Eventually Phil tells Fenwick that Flip wrote the letters and that he is Ellen's ex-husband. When Fenwick learns how much Flip wants her parents to reunite, he decides to help her. Fenwick takes Flip to Luigi's, and she refuses to return unless her parents make up. Ellen finally agrees to take Phil back, and Fenwick consoles himself with Luigi's hatcheck girl. On their second honeymoon, Phil and Ellen receive a telegram from Flip asking them to provide her with a brother.

==Production==
The film was originally known as Don't Ever Leave Me and was based on an original story by Norma and Ben Barzman. The idea was Norma Barzman's and she worked on it with her husband Ben. It was purchased by Warner Bros. Pictures in June 1944 as a vehicle for Claire Foley, who had appeared in the play Janie, which had just been acquired by Warners for filming. Jesse L. Lasky was assigned to produce. Then in September, it was announced William Jacobs would produce instead. According to Norma Barzman, Warner Bros insisted Ben Barzman work on the script with S.K. Lauren rather than her.

The project remained in development until June 1945, when it was announced that Errol Flynn would star. Flynn had been set to star in two action films, Adventures of Don Juan and The Frontiersman, but both had been postponed. (Don Juan was shot some years later; The Frontiersman - postponed because "of the wartime travel problem, many location sequences being necessary for the story" - was never made.) The article mentioned that the plot of Don't Ever Leave Me was about a young girl who sends a photo of her widowed mother to a serviceman, which was also the plot of another film going to be made at Columbia around this time, Dear Mr Private. James Kern was assigned to direct.

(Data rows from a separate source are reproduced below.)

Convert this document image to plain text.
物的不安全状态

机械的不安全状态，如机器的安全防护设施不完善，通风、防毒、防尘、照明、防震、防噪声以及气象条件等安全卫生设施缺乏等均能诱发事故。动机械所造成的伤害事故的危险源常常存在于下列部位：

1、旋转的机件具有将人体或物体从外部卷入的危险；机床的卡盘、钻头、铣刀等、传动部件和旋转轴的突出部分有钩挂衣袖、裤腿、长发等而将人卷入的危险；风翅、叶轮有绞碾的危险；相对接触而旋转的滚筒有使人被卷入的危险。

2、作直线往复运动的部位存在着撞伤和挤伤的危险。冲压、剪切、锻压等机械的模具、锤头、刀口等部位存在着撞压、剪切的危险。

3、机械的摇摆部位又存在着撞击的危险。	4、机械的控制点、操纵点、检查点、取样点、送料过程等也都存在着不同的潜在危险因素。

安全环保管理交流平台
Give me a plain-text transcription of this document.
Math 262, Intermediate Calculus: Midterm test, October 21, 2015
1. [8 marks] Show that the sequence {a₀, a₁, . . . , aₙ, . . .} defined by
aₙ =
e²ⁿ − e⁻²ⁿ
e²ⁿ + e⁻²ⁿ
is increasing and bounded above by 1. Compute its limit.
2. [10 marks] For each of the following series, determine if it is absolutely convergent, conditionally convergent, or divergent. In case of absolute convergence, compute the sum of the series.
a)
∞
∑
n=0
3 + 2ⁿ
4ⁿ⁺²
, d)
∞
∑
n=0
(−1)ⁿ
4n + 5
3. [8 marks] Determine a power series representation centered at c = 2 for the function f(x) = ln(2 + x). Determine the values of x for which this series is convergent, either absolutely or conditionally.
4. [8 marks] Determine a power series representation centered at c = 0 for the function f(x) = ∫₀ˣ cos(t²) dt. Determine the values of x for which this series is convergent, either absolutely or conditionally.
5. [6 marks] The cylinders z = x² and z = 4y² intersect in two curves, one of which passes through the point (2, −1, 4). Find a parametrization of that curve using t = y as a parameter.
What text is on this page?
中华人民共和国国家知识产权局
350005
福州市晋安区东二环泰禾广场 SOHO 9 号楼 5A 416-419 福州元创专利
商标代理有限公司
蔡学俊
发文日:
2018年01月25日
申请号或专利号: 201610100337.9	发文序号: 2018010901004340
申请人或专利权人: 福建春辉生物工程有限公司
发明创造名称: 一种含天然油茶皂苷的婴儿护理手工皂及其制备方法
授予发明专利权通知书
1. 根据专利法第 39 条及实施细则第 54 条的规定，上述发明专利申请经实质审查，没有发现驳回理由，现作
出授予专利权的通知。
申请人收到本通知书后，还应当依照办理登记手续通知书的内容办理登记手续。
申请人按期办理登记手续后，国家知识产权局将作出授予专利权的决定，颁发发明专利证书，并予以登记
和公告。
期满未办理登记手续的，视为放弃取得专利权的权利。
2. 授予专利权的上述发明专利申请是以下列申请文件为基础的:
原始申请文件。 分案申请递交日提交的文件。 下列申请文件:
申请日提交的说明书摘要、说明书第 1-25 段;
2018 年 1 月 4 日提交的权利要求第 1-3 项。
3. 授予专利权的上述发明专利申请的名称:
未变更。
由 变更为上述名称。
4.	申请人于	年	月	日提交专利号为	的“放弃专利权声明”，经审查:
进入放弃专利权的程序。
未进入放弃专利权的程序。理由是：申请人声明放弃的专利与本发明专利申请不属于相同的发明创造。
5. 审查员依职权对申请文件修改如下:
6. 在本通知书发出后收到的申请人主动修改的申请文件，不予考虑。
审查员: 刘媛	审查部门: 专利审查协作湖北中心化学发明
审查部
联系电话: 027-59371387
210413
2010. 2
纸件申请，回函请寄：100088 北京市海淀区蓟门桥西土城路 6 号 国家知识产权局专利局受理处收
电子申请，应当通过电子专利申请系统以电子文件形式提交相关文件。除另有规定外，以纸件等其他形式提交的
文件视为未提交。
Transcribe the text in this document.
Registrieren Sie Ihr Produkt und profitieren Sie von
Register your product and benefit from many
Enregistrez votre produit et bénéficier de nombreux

Eleanor Parker was allocated the female lead opposite Flynn. Newcomer Patti Brady was given the role of their daughter. Forrest Tucker was borrowed from Columbia to play his role. He later signed a long-term contract with Warners.

In July 1945 the title was changed to Never Say Goodbye.

Filming took place in August 1945.

For the scene in which Phil puts on a "tough guy" front to intimidate Fenwick, Humphrey Bogart (uncredited) overdubbed Flynn's dialogue.

==Reception==
===Box office===
According to Variety by January 1948 the film earned $1,770,000 in rentals in North America. It had admissions of 1,180,998 in France and earned £116,821 in England.

According to Warner Bros ledgers, the film earned $1,817,000 domestically and $786,000 overseas.

===Critical===
The Los Angeles Times criticized the lack of originality in the comic set pieces: "director James V. Kern has had to borrow just about every situation in the book just to keep going" but said "Flynn goes through the motions with more good nature than you might expect" and that Parker was "lovely, unaffected".

The New York Times critic Bosley Crowther wrote that "considering the interference provided him by the script, he [Errol Flynn] is handling the novel assignment in a moderately entertaining style... it is a silly little fable... Mr. Flynn's unaccustomed performance is not likely to win him a palm as Hollywood's most accomplished farceur, but it does have amusing points—especially when he endeavors to pose as a tough guy with Humphrey Bogart's voice, and Eleanor Parker is remarkably attractive and encouraging as his obviously reluctant ex-wife. S. Z. Sakall, too, is amusing as a friendly restaurateur, but deliver us, please, from Patti Brady, a lisping youngster who plays the tottling child."

Filmink magazine later wrote that "No one much talks about this movie these days, but it’s fun and charming with the star in terrific form, playing a father for the first time in his career."